4. Judges and prosecutors who have lent themselves to the annulment of justice and human rights are the executors of what Amnesty International describes as the consolidation of a model “that gives the appearance of legality to mass detention without evidence, the suspension of judicial guarantees, and the imposition of disproportionate periods of administrative detention. At the same time, legal reforms in criminal law and criminal procedure have introduced measures such as the concealment of the identity of judges, the automatic application of preventive detention, and harsher punishments for children and adolescents. Regional and universal human rights monitors have concluded that these reforms contravene international standards.” These judges and prosecutors, knowing full well, legitimize the death of our rights.

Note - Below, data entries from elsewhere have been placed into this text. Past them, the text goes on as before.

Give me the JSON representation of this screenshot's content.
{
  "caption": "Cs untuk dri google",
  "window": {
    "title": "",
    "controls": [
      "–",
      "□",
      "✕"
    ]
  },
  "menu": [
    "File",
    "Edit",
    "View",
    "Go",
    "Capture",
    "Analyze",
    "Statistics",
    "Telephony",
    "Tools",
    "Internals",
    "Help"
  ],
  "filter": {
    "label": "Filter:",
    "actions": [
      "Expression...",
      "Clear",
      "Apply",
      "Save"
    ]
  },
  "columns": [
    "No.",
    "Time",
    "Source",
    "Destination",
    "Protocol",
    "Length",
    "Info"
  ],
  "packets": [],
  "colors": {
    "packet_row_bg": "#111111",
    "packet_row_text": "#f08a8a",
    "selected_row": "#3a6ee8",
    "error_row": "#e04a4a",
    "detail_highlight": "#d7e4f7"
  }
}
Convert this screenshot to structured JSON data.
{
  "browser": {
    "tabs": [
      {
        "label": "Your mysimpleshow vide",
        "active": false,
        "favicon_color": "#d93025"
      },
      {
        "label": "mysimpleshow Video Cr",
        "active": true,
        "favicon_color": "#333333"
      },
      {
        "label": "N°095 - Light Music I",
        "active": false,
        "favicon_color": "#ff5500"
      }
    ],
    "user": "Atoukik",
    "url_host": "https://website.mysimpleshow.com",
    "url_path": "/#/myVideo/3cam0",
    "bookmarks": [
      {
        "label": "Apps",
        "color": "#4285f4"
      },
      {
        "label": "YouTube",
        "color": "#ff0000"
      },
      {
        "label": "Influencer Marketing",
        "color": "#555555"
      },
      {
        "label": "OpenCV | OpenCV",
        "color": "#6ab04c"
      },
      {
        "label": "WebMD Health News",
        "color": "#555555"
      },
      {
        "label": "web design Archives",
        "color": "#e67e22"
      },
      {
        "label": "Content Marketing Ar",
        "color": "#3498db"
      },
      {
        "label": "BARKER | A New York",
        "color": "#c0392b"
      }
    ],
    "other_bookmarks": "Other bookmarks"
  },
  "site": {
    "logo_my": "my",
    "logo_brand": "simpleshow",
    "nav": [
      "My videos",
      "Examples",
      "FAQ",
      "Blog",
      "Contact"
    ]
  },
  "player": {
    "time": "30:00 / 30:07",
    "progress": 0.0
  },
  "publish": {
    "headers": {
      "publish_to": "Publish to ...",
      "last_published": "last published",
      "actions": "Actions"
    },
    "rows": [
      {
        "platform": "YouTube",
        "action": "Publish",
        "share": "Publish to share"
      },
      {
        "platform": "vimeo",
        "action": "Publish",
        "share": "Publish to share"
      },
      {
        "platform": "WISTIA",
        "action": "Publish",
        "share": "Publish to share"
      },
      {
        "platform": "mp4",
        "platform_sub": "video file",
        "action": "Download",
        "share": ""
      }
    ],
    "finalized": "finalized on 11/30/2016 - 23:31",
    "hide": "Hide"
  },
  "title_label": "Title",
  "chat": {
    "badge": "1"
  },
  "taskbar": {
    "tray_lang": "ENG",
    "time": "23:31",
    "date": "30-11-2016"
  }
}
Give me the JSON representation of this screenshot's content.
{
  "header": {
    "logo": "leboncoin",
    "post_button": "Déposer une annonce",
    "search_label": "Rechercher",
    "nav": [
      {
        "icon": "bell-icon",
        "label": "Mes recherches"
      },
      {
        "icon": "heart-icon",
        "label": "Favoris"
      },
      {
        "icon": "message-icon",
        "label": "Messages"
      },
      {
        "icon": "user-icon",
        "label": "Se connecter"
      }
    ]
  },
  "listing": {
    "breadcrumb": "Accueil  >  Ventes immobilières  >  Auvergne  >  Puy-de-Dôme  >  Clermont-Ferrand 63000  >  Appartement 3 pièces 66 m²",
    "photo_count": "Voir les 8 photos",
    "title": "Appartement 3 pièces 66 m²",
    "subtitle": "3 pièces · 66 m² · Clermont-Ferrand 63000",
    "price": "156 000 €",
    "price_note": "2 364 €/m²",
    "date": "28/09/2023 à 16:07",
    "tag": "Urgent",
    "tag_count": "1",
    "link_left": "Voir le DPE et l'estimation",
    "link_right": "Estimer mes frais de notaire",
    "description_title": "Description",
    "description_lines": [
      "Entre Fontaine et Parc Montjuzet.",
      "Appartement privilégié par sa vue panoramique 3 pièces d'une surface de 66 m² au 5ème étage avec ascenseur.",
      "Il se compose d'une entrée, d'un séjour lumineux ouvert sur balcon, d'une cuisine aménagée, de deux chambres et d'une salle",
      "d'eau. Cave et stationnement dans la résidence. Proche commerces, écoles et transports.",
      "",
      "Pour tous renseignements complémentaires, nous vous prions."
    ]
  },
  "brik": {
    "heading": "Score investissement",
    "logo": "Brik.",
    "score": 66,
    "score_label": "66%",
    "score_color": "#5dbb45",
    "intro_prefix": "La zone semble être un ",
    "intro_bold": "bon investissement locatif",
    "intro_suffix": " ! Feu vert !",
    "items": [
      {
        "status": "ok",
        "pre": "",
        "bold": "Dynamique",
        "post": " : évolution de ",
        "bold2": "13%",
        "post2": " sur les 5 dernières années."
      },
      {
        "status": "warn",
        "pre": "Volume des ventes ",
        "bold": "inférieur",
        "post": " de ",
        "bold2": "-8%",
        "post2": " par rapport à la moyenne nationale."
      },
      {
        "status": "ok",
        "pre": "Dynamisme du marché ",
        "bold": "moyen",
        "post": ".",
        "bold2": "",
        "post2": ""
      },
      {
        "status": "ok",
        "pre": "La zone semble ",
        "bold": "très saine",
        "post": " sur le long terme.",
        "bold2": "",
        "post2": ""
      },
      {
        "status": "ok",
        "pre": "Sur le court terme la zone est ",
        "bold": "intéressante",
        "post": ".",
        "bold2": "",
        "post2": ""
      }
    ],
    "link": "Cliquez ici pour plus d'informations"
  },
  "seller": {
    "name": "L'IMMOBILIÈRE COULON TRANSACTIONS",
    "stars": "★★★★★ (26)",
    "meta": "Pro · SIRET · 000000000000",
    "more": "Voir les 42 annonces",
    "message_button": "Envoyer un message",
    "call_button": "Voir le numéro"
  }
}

5. Minister of Security and Justice Gustavo Villatoro boasts that his security apparatus has captured thousands of criminals, but refuses to admit that tens of thousands of innocent people are also in prison. It was his arrival at the Ministry that unleashed the repression we continue to experience. He has also been the de facto director of the PNC since the death last year of Commissioner Mauricio Arriaza Chicas. Villatoro is jointly responsible for torture and abuse in prisons given that the Bureau of Prisons is under his authority. Villatoro endorses these abuses, but his authority can only come from one person.

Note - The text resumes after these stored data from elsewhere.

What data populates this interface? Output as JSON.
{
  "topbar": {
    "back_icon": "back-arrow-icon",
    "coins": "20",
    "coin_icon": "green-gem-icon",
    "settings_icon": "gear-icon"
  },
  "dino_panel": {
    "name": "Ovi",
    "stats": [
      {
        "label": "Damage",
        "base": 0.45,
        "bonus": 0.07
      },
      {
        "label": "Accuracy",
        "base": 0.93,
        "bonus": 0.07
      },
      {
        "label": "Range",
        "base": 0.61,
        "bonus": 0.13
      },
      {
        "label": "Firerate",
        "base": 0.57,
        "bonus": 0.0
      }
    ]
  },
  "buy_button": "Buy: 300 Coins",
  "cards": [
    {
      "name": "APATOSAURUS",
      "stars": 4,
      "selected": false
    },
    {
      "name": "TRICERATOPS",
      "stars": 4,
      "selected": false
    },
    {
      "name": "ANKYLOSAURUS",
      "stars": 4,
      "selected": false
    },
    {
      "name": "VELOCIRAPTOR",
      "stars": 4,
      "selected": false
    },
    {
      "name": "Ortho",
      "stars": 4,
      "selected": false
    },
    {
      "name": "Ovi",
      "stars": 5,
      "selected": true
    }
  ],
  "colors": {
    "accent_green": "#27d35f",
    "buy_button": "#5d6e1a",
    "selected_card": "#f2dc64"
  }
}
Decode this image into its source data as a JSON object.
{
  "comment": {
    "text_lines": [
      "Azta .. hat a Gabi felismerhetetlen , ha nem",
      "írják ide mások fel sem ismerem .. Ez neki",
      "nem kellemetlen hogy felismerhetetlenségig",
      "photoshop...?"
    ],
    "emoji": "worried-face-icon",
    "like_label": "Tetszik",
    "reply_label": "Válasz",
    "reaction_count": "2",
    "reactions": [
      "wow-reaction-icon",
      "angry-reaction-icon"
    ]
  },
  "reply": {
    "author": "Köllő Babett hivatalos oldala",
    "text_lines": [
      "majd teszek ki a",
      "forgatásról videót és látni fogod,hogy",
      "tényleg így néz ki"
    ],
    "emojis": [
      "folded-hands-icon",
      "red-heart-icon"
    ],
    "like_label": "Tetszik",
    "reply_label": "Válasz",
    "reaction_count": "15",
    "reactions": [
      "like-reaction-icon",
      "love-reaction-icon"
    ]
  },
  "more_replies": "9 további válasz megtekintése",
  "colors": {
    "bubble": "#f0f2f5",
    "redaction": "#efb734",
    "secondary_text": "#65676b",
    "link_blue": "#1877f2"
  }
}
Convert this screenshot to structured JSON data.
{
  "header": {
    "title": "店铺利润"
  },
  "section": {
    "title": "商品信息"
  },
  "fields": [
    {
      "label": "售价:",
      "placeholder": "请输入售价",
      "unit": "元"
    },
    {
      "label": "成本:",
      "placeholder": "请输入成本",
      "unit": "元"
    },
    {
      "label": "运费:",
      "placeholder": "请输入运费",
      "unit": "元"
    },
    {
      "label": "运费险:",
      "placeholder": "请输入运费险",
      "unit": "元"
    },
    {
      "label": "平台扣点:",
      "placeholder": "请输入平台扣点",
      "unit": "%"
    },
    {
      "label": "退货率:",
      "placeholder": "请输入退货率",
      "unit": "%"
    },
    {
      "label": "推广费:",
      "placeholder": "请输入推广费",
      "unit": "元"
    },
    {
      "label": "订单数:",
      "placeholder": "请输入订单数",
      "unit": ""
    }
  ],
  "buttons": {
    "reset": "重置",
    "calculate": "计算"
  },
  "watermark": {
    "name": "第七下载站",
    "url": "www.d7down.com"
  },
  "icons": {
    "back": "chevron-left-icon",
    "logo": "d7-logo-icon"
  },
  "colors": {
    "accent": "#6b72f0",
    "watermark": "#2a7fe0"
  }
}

6. Nayib Bukele. Only he has accumulated enough violations of the law and the Constitution to be an illegitimate president. His continued stay in the presidency after the first and only term authorized by the Constitution is illegal, illegitimate, and unconstitutional. Any authority delegated by him therefore lacks legitimacy. His absolute control of state institutions allows him, however, to exercise de facto power, and therefore makes him responsible for the abuses committed under his authority. Bukele is the first man responsible for the more than 435 deaths due to torture or negligence in Salvadoran prisons; he is responsible for denying detainees —as well as their families— the most basic of rights, such as to know where a person is being held. He is directly responsible for the systematic practice of torture in Salvadoran prisons and is primarily responsible for the extension of the state of exception and the detention of his critics. Bukele long ago ceased to exercise authority by right. He is a de facto president.